The conventional wisdom is that conditional moves mainly uplift in order pipelines, but I feel like there could be a benefit to increased ROB residency on OoOE cores as well with the right architecture.
But like I said, I don't have a good way to prove that or not.
The main argument against using CMOV on OoO cores is that it creates data dependencies. The backend can't start executing downstream dependant μops until after the cmov executes.
At a first glance, it might seem insane to replace a simple data dependancy with a control-flow dependency, control-flow dependencies are way more expensive as they might lead to a miss-predict and pipeline flush.
But to understand modern Massively-Out-of-Order cores, you really need to get in the mindset of "The branch predictor stupidly accurate", and actually optimise for the cases when it was right.
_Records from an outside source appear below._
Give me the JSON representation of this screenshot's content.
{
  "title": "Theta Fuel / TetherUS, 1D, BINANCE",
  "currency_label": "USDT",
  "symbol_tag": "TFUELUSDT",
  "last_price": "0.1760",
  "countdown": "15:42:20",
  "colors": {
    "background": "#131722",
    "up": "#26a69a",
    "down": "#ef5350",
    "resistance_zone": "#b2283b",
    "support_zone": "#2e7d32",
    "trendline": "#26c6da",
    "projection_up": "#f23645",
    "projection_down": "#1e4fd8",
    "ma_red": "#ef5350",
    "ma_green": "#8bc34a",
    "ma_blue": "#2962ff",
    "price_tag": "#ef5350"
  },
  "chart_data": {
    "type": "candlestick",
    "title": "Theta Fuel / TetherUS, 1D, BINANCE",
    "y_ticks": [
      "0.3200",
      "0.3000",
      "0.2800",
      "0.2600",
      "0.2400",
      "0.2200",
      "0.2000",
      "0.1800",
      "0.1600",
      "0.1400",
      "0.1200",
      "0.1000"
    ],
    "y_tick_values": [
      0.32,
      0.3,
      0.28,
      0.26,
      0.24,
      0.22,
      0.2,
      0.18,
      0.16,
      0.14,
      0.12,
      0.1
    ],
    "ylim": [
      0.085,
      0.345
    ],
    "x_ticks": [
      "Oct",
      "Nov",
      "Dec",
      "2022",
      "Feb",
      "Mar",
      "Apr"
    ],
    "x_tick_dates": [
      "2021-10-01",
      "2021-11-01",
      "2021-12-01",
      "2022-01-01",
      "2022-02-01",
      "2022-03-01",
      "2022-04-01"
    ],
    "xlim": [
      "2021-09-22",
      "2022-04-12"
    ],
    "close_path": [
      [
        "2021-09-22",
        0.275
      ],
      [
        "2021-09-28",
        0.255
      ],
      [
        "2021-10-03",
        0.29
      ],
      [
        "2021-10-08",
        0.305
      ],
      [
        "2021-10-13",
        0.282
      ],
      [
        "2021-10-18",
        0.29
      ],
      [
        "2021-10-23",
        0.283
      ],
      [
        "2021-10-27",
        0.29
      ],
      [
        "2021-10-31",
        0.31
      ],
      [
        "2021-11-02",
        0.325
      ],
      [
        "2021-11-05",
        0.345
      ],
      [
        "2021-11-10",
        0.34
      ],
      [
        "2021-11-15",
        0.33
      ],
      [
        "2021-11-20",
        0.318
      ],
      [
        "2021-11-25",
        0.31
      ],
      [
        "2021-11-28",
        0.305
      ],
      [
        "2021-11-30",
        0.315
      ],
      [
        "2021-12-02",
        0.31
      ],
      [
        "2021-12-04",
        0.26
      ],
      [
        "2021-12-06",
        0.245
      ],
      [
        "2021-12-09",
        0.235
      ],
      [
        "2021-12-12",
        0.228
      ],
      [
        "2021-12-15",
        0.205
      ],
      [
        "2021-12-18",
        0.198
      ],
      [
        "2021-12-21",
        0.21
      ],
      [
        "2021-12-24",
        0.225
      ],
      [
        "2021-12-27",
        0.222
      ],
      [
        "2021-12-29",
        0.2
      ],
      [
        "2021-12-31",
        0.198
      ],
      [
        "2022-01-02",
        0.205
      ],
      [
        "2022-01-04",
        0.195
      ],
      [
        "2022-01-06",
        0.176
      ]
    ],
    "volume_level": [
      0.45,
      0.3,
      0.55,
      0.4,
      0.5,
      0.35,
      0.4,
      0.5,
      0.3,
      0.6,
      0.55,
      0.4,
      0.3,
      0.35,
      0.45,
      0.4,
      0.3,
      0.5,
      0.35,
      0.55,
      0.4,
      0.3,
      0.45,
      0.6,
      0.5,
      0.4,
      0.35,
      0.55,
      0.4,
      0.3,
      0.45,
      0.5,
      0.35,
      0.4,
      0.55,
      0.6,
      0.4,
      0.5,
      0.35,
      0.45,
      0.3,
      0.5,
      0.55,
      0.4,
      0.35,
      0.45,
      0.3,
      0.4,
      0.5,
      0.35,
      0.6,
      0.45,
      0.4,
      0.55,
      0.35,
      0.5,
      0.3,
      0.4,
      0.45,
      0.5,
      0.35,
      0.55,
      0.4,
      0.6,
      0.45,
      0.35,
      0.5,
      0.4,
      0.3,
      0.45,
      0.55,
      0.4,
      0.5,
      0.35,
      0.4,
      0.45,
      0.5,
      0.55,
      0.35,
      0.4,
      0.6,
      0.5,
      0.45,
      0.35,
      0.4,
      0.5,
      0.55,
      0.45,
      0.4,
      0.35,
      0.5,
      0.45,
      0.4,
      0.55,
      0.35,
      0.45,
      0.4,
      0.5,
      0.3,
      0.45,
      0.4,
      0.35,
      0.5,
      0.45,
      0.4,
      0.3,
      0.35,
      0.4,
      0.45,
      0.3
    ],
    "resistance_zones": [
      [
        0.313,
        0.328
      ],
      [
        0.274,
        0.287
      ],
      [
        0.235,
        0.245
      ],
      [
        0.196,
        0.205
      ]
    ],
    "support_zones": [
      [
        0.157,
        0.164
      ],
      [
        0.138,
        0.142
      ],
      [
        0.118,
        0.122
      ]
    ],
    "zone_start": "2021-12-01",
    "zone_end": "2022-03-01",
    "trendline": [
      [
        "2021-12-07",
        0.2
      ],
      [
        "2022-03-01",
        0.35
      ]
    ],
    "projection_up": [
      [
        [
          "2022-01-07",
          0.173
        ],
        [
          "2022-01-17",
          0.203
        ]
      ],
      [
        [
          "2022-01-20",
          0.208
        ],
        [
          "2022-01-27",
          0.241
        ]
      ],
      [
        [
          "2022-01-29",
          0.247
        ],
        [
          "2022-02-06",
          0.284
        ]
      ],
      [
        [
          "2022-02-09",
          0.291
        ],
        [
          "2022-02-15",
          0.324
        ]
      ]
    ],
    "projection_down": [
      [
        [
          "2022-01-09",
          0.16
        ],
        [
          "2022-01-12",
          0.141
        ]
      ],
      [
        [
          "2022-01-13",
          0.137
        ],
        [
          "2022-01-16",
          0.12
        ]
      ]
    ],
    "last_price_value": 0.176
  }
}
If the data is anything other than completely random, the branch predictor will guess correctly (at least some of the time) and the dependency is now invisible to the backend. The dependency chain is broken and the execution units can execute both segments in parallel.
--------
So while more CMOVs might help with ROB residency, I'm really not sure that would translate to overall improved performance.
But this does make me wonder if it might be worth while designing an μarch that could dynamically swap between executing a CMOV style instruction as a branch or conditional move? If the CMOV is predictable, insert a fake branch into the branch predictor and handle it that way from now on.